Figure 9 Each figure shows the observed distribution of windowed temporal covariances (orange) and the sign-permuted null distribution (blue). (A) Windowed temporal covariances twenty generations apart show that these are positive (the right shoulder of the orange distribution, compared to the blue null distribution). (B) Forty generations apart, we see the shoulder has shifted towards the left side, indicating a reversal in the selection dynamics across the genome.

In Figure 9 (A) above, the temporal covariances are separated by two timepoints (20 generations), and we see an enrichment of positive temporal covariances across the genome, consistent with the findings mentioned above. In Figure 9 (B) above, the temporal covariances are 40 generations apart and we see an enrichment of negative covariances, compared to the null distribution in blue. Our paper and the appendix shows more figures illustrating this point. Seeing the signal of such selection dynamics over short timescales was an unexpected and interesting surprise. Note that the environment in the Barghi et al. study was kept constant; there was not an any outside factor that was intentionally changed that could lead to such a reversal in the direction of selection. This tells us that rather complex selection dynamics could be common over short evolution, and these selection dynamics may go unnoticed in the long-run despite having a considerable impact on genome-wide frequency changes.

Conclusions

Overall, we find that as sizable proportion of allele frequency change, over short timescales, is due to selection (likely through its effects on linked sites). Our approach was overall extremely conservative, so the actual effect could be much greater. As further evolve-and-resequence studies are designed and conducted, I hope to apply and improve these methods to get better estimates of the impact of polygenic selection on genome-wide frequency changes. Overall, I believe our view of evolutionary genetics will be greatly advanced if we continue to try to understand genomic evolution over short timescales and try to reconcile these with population genomic studies using samples from a single contemporary timepoint.
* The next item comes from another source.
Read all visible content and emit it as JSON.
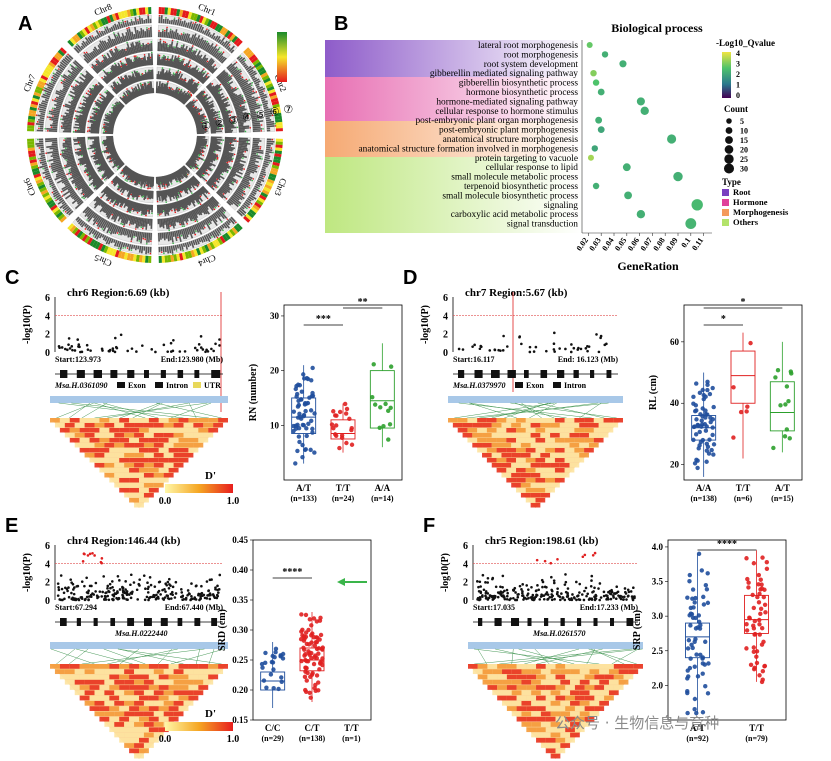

Our paper contains much more detail, and many analyses I’ve omitted here for brevity. I have left out our entire section on the extensive simulations we have conducted using SLiM, which confirm that our measures of temporal covariance, \(G\), and convergence correlations work as intended. Graham and I are both quite grateful to our reviewers and our editor for a recommendations and a review process that made our paper much stronger.

Finally, I should point out that this entire project was only possible because the authors of the original studies conducted careful, well-designed experiments, and were open with their data. I am extremely grateful for this openness and I hope our re-analyses bring their excellent papers more readers. Following their lead, I have made my analyses and the intermediate data I produced openly available on Github. Each analysis was conducted in a Jupyter Lab notebook using open source tools, and I have tried to make my analyses as reproducible as possible. Collectively, our knowledge of evolution will grow faster if we all embrace the same open science mindset.